I've been marking water temperatures in the mid 70s lately on several Central and Southeastern Ohio lakes. And the water temps are falling weekly.

Tonight was a good night. Fish were caught on Chatterbait, JignVenom Sweet Dream, drop-shot rig with a Venom 4-inch Due Drop, and the Bomber crankbait.

This is the biggest one. This one weighed 4lb. 7oz.. She hit a Bomber Fat Free crankbait in a brushpile.


----------



## 01mercLS (Oct 28, 2006)

WOW, what a lunker!! Great catch!


----------



## Tiny Tim (Sep 19, 2006)

That is a good looking fish Jig. Congrats on a Beauty


----------



## tnant1 (Nov 21, 2006)

Nice fish! How many did you boat and how long were you out?


----------



## NewbreedFishing (Apr 15, 2004)

good lookin fish. did you fish the later part of the day, looks dark out.


----------



## JignPig Guide (Aug 3, 2007)

tnant1 said:


> Nice fish! How many did you boat and how long were you out?
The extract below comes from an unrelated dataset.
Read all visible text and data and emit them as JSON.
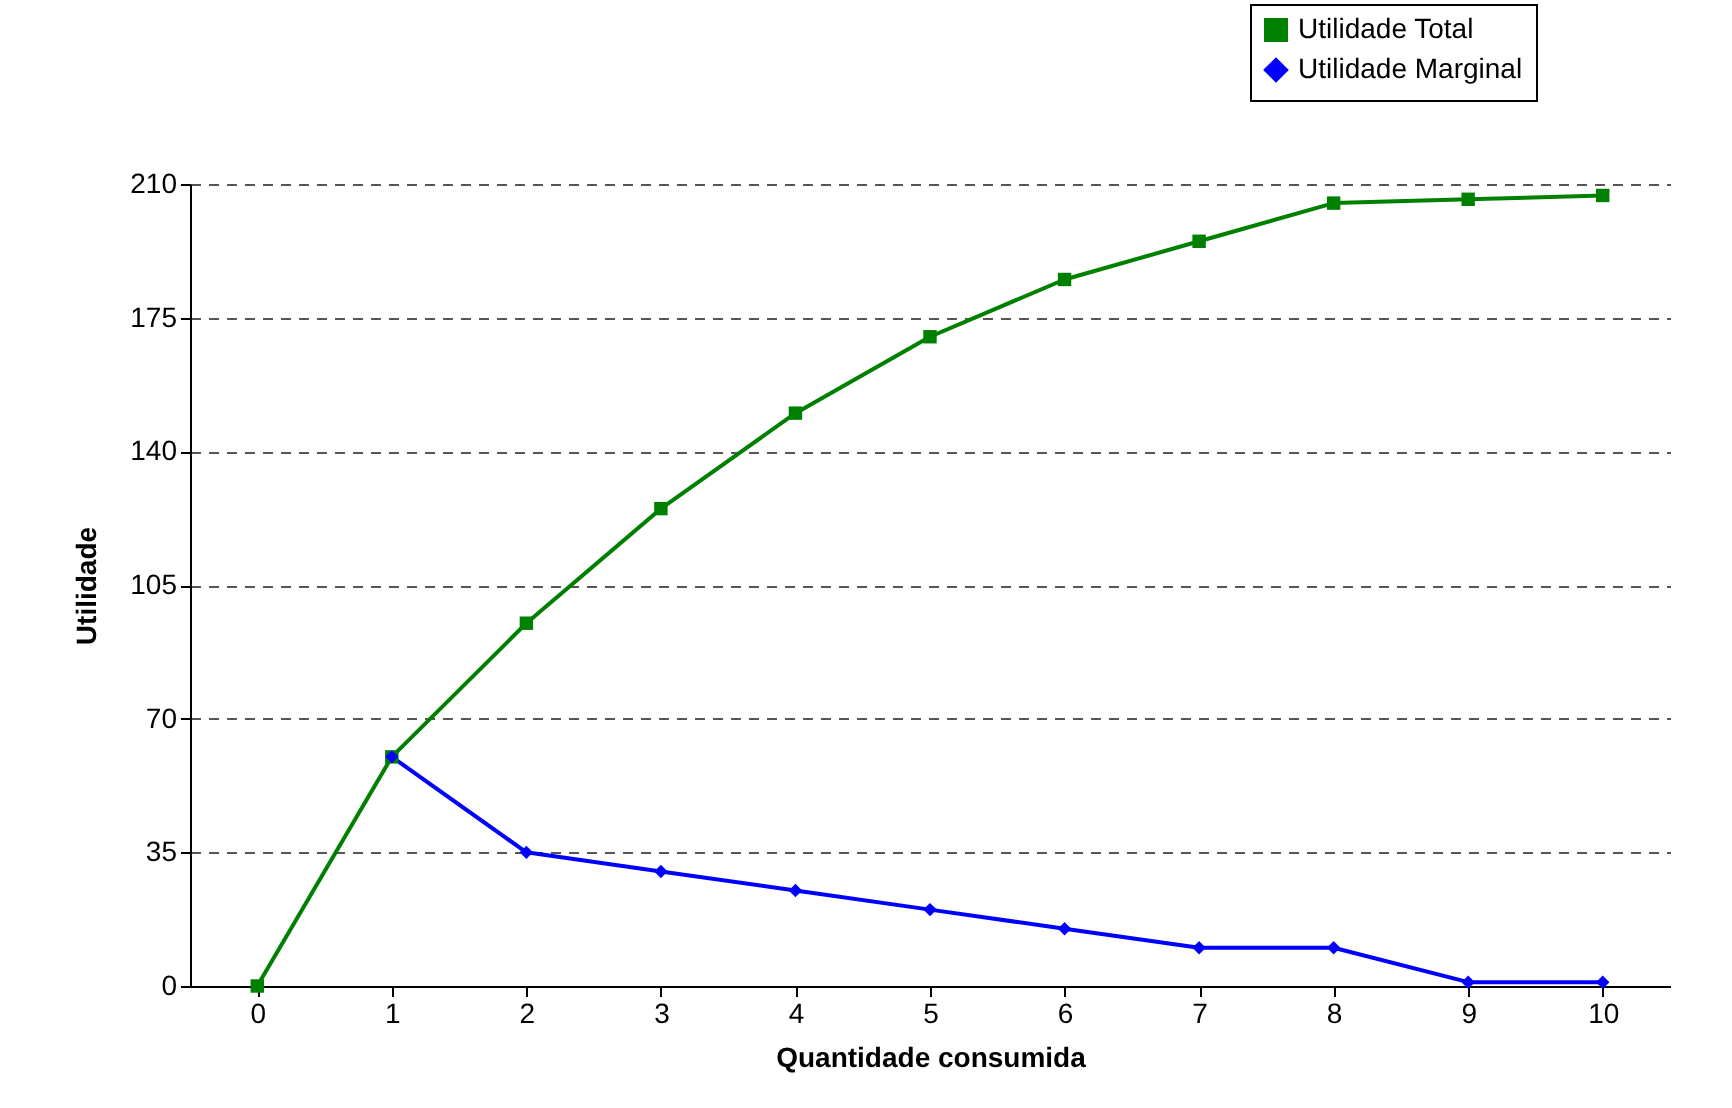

I started fishing around 3:30 P.M.. And I caught seven total. One was a dink. And most of the others were (I'm guessing) an average of 1.5-pounds.
I was definitely junk fishin', and throwin' lots of presentations. And all bass caught were "On Shore" as opposed to off-shore points, ledges, or bluffs. When the wind died down, I tied on a Zara Spook and proceeded to throw my arm off. But I couldn't get bit on that one.
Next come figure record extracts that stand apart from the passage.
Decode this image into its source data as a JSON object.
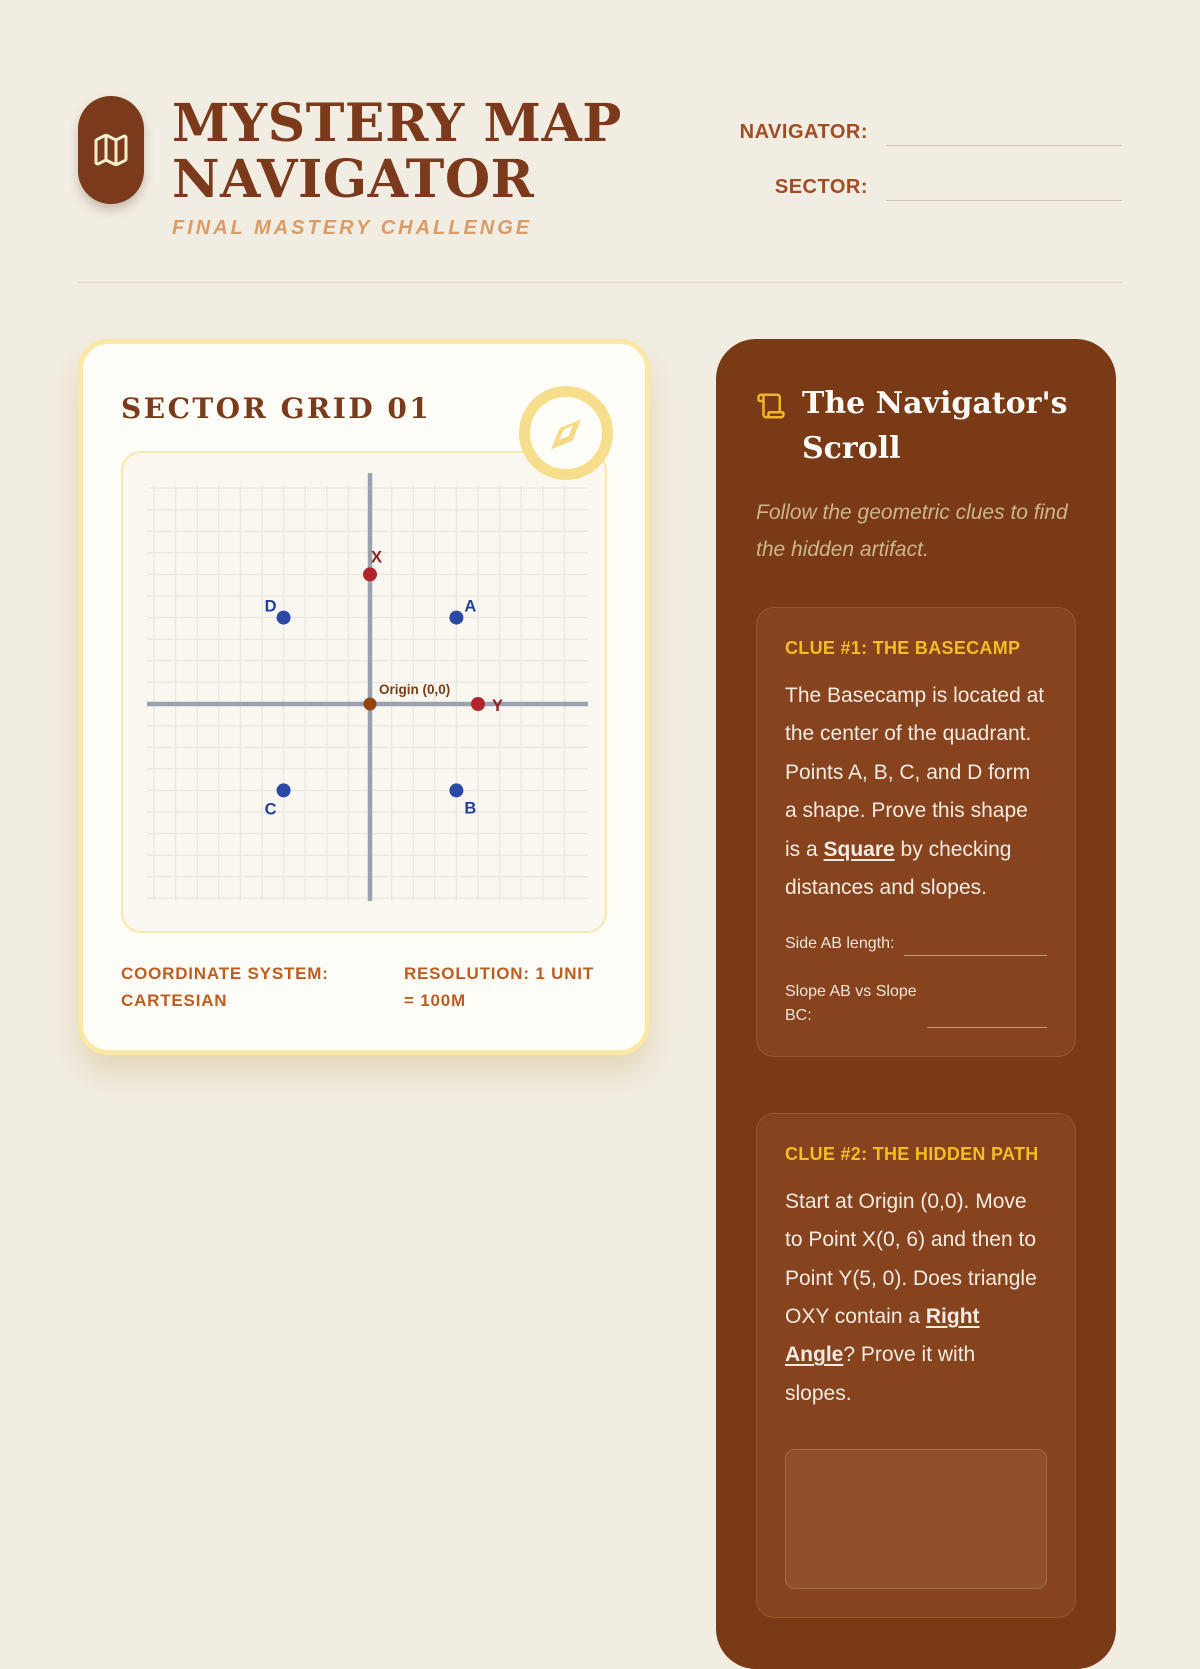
{
  "header": {
    "title_line1": "MYSTERY MAP",
    "title_line2": "NAVIGATOR",
    "subtitle": "FINAL MASTERY CHALLENGE",
    "fields": [
      {
        "label": "NAVIGATOR:",
        "value": ""
      },
      {
        "label": "SECTOR:",
        "value": ""
      }
    ]
  },
  "map_card": {
    "title": "SECTOR GRID 01",
    "footer_left": "COORDINATE SYSTEM: CARTESIAN",
    "footer_right": "RESOLUTION: 1 UNIT = 100M"
  },
  "chart_data": {
    "type": "scatter",
    "title": "SECTOR GRID 01",
    "resolution": "1 unit = 100m",
    "coordinate_system": "Cartesian",
    "x_range": [
      -10,
      10
    ],
    "y_range": [
      -10,
      10
    ],
    "grid": true,
    "points": [
      {
        "label": "X",
        "x": 0,
        "y": 6,
        "dot_color": "#b2232d",
        "label_color": "#8d1f1f",
        "anchor": "top"
      },
      {
        "label": "A",
        "x": 4,
        "y": 4,
        "dot_color": "#2b48a7",
        "label_color": "#23409f",
        "anchor": "top-right"
      },
      {
        "label": "D",
        "x": -4,
        "y": 4,
        "dot_color": "#2b48a7",
        "label_color": "#23409f",
        "anchor": "top-left"
      },
      {
        "label": "B",
        "x": 4,
        "y": -4,
        "dot_color": "#2b48a7",
        "label_color": "#23409f",
        "anchor": "bottom-right"
      },
      {
        "label": "C",
        "x": -4,
        "y": -4,
        "dot_color": "#2b48a7",
        "label_color": "#23409f",
        "anchor": "bottom-left"
      },
      {
        "label": "Y",
        "x": 5,
        "y": 0,
        "dot_color": "#b2232d",
        "label_color": "#8d1f1f",
        "anchor": "right"
      },
      {
        "label": "Origin (0,0)",
        "x": 0,
        "y": 0,
        "dot_color": "#92450e",
        "label_color": "#7c3c16",
        "anchor": "origin"
      }
    ]
  },
  "scroll_panel": {
    "title": "The Navigator's Scroll",
    "subtitle": "Follow the geometric clues to find the hidden artifact.",
    "clues": [
      {
        "heading": "CLUE #1: THE BASECAMP",
        "body": [
          {
            "text": "The Basecamp is located at the center of the quadrant. Points A, B, C, and D form a shape. Prove this shape is a "
          },
          {
            "text": "Square",
            "strong": true
          },
          {
            "text": " by checking distances and slopes."
          }
        ],
        "inputs": [
          {
            "label": "Side AB length:",
            "value": ""
          },
          {
            "label": "Slope AB vs Slope BC:",
            "value": ""
          }
        ],
        "answer_box": false
      },
      {
        "heading": "CLUE #2: THE HIDDEN PATH",
        "body": [
          {
            "text": "Start at Origin (0,0). Move to Point X(0, 6) and then to Point Y(5, 0). Does triangle OXY contain a "
          },
          {
            "text": "Right Angle",
            "strong": true
          },
          {
            "text": "? Prove it with slopes."
          }
        ],
        "inputs": [],
        "answer_box": true
      }
    ]
  },
  "icons": {
    "logo": "map-icon",
    "card": "compass-icon",
    "panel": "scroll-icon"
  },
  "colors": {
    "page_bg": "#f2ede3",
    "brand_brown": "#7b3a1b",
    "accent_orange": "#bf5c20",
    "subtitle_tan": "#db9b67",
    "card_border_yellow": "#fae8a6",
    "sidebar_bg": "#7b3a16",
    "clue_box_bg": "#87431d",
    "clue_heading_yellow": "#f5bd25",
    "point_blue": "#2b48a7",
    "point_red": "#b2232d",
    "axis_gray": "#9aa2af"
  }
}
NewbreedFishing... It looks dark in the picture. But it was about 7:30 P.M. when the picture was taken. It wasn't quite dark out. But it looks like it in the picture.


----------



## Fish G3 (Jul 16, 2008)

Nice fish, the fall bite is definitely coming on. I've been fishin lots of junk with t-rigged plastics and jigs and the toads are definitely starting to show more frequently now. That looks like a pretty cool venom hoodie too. Love their products.


----------



## WLAngler (Aug 29, 2010)

Hey nice catch!! Came across your website & was thinking about doing a guided trip with you next month. I was just wondering where you have guided trips at??


----------